Arisa canta “Cuccurucucu” di Battiato. “Mi piace moltissimo, poi ho deciso di farla con gli Who Made Who che ho conosciuto a X Factor, poi loro mi hanno contattato su Facebook ed è nata questa collaborazione”.

Noemi ha sempre amato “La costruzione di un amore” di Fossati “perché parla di amore in modo unico e non banale riuscendo ad esprimere una grande verità.
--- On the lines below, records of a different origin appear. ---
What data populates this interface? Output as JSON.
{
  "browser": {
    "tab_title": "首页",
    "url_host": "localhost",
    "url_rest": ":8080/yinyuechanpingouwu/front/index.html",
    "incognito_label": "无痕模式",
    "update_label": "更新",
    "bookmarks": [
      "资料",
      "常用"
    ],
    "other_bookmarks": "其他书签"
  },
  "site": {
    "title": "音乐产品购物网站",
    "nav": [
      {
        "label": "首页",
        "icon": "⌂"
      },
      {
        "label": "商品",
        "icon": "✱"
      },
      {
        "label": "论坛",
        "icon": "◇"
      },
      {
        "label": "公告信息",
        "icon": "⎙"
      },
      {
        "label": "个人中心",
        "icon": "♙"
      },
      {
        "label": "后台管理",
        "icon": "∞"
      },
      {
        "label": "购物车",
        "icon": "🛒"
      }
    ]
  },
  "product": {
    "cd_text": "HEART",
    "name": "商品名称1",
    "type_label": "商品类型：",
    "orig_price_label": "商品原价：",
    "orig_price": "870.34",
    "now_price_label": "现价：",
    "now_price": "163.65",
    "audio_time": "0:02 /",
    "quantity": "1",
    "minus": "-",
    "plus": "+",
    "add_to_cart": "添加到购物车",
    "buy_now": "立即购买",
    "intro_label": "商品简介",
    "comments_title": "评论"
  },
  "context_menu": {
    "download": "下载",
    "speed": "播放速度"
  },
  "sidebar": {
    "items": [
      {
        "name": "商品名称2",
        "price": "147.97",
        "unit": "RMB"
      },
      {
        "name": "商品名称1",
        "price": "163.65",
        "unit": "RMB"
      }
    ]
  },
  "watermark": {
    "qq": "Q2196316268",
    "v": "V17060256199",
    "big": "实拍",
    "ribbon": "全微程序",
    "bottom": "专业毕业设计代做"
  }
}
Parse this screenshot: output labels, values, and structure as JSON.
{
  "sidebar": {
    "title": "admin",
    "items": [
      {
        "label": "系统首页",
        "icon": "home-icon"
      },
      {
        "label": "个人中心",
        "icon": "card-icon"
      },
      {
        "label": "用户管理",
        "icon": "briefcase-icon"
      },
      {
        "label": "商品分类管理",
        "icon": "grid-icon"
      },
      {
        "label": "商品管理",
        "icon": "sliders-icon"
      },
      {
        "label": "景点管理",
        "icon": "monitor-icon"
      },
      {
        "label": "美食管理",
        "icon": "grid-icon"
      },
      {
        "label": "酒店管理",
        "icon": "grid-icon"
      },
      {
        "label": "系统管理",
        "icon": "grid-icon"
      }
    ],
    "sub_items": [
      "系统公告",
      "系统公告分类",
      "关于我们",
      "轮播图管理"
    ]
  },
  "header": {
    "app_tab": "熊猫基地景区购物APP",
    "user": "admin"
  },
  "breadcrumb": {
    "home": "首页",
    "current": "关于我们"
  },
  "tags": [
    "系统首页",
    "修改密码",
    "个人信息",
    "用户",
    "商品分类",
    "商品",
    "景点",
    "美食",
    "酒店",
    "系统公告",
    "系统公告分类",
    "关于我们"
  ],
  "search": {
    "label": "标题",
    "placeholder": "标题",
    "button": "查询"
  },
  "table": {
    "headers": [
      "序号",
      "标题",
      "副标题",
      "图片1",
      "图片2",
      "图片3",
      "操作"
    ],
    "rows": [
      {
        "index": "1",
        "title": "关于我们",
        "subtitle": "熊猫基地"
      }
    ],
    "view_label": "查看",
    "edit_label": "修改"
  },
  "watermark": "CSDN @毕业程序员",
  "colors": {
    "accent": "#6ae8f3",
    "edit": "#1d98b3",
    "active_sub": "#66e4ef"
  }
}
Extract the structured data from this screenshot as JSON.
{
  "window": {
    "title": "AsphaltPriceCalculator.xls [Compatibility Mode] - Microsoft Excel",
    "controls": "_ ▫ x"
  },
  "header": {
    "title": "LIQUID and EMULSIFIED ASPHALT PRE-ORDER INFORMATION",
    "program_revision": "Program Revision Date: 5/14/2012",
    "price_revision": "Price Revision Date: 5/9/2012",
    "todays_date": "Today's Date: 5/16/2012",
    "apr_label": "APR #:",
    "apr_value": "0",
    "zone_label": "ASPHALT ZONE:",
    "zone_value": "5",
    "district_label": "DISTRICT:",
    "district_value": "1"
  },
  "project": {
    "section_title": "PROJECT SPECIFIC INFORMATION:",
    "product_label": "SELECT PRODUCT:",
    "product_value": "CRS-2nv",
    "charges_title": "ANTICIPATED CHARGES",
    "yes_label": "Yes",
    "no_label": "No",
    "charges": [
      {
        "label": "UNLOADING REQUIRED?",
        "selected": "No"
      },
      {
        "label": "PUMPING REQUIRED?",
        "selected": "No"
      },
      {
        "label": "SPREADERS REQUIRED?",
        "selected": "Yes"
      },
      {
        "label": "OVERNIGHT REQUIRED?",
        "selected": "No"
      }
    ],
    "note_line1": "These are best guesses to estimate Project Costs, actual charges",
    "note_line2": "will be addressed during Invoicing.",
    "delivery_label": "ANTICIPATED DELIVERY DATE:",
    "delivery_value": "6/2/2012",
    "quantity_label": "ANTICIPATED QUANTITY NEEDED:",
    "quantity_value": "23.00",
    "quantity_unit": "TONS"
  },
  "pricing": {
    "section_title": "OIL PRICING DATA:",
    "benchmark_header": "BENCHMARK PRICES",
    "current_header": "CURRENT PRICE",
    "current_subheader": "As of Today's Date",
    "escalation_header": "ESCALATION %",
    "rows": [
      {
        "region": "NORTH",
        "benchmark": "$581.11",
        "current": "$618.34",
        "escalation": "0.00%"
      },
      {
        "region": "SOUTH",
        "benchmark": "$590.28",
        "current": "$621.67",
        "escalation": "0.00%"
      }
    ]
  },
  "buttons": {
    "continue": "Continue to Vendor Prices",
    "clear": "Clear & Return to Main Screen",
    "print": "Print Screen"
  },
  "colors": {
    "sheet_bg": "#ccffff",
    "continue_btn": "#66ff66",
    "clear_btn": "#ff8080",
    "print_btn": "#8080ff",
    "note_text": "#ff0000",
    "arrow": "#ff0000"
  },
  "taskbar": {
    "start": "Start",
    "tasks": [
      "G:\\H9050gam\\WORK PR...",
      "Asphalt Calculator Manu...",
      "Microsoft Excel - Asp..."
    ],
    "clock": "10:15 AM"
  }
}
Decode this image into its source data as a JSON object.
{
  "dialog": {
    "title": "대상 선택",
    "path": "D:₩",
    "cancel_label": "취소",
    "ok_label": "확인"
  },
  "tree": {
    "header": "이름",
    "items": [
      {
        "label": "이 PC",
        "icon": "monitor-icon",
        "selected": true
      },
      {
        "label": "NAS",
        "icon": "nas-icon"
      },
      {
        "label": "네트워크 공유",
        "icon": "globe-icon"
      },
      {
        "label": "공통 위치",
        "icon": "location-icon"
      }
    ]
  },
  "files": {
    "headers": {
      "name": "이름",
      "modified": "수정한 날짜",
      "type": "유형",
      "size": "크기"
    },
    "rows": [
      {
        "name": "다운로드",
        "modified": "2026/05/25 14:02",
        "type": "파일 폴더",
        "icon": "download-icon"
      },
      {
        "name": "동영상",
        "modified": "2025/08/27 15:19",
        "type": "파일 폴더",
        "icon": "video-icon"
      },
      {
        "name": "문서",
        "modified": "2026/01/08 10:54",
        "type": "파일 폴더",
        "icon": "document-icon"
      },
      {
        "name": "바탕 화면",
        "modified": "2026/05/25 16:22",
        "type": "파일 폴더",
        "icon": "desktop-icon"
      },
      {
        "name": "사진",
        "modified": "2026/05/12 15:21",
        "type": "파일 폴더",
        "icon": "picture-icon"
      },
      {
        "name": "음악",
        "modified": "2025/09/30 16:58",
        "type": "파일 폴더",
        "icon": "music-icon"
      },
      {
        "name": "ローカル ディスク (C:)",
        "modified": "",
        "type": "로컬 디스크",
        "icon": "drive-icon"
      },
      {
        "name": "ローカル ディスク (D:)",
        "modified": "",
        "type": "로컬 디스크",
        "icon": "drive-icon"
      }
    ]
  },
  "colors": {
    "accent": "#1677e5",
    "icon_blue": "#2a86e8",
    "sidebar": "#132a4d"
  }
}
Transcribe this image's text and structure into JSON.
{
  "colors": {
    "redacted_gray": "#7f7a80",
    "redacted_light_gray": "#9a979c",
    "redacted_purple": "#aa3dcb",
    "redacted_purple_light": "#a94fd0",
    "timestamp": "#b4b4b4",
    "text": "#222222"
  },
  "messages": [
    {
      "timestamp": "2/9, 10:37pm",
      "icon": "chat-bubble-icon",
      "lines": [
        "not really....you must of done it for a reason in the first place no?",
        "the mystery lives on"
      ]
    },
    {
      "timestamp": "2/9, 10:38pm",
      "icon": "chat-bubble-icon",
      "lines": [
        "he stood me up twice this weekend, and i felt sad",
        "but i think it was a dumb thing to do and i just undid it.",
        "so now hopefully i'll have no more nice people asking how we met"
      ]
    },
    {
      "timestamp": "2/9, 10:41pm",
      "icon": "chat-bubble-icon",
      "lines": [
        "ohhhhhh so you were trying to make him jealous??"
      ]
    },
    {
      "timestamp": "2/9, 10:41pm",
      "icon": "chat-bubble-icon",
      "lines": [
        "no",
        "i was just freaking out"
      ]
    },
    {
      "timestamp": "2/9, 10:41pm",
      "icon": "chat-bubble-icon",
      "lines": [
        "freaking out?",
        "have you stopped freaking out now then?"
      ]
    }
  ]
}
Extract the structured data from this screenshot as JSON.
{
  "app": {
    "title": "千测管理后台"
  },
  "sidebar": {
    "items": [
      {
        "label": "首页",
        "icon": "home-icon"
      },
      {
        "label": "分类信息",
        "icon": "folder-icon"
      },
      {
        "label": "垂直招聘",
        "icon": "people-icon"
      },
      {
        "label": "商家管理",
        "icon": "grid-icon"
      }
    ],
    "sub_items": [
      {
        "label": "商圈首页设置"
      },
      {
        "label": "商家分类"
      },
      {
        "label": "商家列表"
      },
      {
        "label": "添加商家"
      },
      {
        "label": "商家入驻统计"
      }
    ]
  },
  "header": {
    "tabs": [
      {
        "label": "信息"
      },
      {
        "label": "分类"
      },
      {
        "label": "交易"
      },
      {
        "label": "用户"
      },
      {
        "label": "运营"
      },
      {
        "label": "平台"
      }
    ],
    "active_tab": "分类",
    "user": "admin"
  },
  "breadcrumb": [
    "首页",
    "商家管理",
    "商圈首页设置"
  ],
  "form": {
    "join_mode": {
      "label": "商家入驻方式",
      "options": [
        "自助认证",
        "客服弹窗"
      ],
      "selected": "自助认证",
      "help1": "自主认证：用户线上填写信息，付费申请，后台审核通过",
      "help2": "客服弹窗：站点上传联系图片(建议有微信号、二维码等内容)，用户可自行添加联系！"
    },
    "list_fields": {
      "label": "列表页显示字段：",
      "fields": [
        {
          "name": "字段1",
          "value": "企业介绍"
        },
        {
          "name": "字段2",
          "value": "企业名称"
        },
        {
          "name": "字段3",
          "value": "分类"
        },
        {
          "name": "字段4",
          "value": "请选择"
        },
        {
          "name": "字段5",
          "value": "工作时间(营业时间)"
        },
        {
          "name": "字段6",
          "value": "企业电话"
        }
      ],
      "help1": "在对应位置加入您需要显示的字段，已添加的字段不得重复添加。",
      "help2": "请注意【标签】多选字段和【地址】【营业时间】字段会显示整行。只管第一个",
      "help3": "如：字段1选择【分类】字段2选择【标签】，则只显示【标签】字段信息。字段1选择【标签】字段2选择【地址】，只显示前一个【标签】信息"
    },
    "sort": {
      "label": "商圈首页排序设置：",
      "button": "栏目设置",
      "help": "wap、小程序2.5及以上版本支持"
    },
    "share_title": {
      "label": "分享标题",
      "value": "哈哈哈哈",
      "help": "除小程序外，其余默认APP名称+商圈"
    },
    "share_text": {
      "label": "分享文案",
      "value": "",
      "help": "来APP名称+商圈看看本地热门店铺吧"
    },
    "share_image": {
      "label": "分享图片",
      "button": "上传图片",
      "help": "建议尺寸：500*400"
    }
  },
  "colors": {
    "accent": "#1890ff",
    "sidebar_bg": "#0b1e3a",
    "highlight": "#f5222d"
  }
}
Inoltre il costruire è un concetto che esprime molto bene anche il rapporto che ho con la musica in questa fase della mia vita e della mia carriera in cui in un anno e mezzo di lavoro ho messo insieme pezzo su pezzo il mio nuovo album Made in London di cui vado molto fiera, e questa partecipazione a Sanremo”.

Raphael Gualazzi ft Bloody Betroots cantano “Nel blu dipinto di blu” di Modugno: “E’ assieme a Gloria e Con Te Partirò una delle canzoni italiane più amate nel mondo. Esempio unico di bellezza che si riscontra nella geniale semplicità della composizione, il brano può prestarsi a infiniti arrangiamenti ed è così che vi divertiremo con Tommy Lee”.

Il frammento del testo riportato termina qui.